# The load is lifted up on the cord with an acceleration of 6 m / s2, then lowered with the same

**The load is lifted up on the cord with an acceleration of 6 m / s2, then lowered with the same acceleration, determine the ratio of the cord elongations**

a = 6 m / s2.

g = 9.8 m / s2.

x1 / x2 -?

Let’s write Newton’s 2 law for a load: m * a = N + m * g, where m is the mass of the load, a is the acceleration of the load, N is the elastic force of the cord, m * g is the force of gravity.

According to Hooke’s law: N = k * x, where k is the stiffness of the cord, x is the elongation of the cord.

Let’s write 2 Newton’s law for projections on the vertical axis OU directed upwards.
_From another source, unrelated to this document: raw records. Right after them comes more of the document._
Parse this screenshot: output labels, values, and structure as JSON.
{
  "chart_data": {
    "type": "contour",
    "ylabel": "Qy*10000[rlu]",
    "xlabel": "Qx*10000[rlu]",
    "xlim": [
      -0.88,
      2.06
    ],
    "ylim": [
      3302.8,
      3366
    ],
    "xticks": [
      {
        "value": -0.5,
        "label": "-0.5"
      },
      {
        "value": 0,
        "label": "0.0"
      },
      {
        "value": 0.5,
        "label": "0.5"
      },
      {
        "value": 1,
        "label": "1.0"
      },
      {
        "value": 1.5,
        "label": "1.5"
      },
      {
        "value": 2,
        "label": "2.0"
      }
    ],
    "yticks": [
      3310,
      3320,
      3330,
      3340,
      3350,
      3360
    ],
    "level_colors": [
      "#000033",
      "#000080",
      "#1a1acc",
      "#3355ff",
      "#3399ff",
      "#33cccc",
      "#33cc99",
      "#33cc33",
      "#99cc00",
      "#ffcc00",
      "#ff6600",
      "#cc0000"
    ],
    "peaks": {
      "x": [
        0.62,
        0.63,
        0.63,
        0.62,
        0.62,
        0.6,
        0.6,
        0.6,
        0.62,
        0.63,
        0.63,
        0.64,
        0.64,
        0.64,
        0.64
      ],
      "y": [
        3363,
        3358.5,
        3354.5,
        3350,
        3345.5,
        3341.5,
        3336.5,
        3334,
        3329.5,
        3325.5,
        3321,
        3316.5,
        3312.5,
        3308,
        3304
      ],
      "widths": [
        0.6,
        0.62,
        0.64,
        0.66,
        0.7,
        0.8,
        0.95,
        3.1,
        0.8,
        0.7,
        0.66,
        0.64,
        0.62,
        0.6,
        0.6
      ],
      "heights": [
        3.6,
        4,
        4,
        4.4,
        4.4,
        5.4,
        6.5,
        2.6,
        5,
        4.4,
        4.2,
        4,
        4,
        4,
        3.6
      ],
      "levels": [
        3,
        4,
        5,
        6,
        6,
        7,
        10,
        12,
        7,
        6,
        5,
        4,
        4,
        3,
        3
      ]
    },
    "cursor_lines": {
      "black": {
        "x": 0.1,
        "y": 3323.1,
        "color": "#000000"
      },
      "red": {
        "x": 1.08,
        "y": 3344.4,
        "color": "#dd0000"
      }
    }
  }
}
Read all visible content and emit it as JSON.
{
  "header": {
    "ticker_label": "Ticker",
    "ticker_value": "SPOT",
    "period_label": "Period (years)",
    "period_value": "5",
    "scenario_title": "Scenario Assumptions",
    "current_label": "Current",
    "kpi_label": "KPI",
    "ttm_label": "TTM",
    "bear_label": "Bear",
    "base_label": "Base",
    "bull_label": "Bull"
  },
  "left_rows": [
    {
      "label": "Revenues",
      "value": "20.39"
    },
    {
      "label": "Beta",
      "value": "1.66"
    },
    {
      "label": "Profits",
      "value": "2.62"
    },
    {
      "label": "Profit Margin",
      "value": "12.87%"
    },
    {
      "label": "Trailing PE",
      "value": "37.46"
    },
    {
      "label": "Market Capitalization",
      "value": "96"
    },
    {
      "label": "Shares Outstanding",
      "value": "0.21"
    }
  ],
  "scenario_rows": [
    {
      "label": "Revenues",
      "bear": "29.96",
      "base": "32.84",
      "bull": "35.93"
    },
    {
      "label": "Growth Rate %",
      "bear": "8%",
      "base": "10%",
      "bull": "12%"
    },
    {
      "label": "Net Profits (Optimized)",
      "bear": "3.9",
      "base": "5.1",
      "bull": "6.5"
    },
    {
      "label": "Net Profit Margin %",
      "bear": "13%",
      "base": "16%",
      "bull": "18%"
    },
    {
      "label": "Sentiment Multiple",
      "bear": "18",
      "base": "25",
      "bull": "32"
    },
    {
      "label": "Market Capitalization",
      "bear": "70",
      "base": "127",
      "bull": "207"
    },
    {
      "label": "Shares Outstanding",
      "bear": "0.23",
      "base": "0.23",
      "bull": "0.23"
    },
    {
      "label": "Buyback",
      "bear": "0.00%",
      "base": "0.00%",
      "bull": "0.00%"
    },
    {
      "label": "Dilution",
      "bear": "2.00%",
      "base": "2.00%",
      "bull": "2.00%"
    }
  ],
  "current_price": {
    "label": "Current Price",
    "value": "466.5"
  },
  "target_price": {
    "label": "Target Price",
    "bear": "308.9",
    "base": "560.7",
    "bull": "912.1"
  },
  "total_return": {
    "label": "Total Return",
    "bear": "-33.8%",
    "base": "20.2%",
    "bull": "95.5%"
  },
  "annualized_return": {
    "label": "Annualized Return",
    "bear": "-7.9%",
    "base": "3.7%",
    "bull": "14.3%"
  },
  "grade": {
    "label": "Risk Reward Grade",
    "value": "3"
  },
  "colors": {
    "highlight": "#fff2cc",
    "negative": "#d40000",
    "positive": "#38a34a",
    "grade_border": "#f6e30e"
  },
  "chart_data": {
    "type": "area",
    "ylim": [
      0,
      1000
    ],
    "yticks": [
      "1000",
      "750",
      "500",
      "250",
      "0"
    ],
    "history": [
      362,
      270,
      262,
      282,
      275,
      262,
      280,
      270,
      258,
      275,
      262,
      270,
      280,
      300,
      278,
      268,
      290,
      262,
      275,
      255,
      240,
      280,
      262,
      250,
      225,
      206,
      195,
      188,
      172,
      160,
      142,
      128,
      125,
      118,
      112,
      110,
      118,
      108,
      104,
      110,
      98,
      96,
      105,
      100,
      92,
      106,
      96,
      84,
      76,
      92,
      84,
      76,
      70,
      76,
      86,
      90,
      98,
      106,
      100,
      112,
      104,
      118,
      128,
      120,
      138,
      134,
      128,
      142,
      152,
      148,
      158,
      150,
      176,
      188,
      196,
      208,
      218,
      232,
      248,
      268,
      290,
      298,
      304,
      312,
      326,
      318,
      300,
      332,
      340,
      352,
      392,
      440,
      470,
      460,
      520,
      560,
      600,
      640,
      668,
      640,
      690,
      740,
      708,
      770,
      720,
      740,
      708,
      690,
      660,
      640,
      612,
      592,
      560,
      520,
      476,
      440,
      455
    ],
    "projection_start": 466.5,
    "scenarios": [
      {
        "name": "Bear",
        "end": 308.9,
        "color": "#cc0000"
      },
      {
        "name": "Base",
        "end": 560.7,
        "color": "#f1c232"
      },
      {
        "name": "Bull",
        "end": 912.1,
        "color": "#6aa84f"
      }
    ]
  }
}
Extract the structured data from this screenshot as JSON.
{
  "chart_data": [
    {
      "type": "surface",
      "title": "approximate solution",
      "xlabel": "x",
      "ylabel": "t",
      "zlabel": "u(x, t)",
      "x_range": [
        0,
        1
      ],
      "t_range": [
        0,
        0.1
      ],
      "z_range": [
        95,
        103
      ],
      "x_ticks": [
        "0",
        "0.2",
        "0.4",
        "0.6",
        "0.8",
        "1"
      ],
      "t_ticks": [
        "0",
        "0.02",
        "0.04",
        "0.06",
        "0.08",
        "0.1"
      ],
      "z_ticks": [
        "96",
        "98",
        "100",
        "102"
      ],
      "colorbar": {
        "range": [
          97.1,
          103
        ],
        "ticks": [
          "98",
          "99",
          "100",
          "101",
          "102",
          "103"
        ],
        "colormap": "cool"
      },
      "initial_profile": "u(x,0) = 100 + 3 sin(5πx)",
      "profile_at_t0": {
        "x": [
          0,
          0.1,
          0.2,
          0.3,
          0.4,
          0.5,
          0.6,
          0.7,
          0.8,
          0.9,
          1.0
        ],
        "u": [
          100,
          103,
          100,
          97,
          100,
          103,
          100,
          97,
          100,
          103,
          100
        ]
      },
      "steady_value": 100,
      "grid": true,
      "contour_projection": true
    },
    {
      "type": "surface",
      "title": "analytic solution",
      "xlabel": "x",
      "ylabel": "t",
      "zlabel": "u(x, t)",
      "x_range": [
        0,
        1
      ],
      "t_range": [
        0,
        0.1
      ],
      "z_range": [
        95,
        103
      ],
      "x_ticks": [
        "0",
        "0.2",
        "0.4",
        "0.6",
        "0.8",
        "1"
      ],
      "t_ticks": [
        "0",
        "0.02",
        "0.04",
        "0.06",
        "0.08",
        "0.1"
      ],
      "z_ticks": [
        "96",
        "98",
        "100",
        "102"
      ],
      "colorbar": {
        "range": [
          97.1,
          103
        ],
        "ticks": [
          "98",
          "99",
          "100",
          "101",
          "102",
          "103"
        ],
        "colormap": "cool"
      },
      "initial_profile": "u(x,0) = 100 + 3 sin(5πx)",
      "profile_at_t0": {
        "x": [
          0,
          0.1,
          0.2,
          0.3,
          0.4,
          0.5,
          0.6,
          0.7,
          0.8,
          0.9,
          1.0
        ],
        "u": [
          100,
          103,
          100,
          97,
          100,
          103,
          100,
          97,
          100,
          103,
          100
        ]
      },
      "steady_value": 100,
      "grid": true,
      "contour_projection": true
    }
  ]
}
1) For movement with acceleration a directed upwards.

m * a = N – m * g.

m * a = k * x1 – m * g.

k * x1 = m * (a + g).

x1 = m * (a + g) / k.

2) For movement with acceleration a directed downward.

– m * a = N – m * g.

– m * a = k * x2 – m * g.

k * x2 = m * (g – a).

x2 = m * (g – a) / k.

x1 / x2 = m * (a + g) * k / k * m * (g – a) = (a + g) / (g – a).

x1 / x2 = (9.8 m / s2 + 6 m / s2) / ((9.8 m / s2 – 6 m / s2) = 4.2.

Answer: x1 / x2 = 4.2.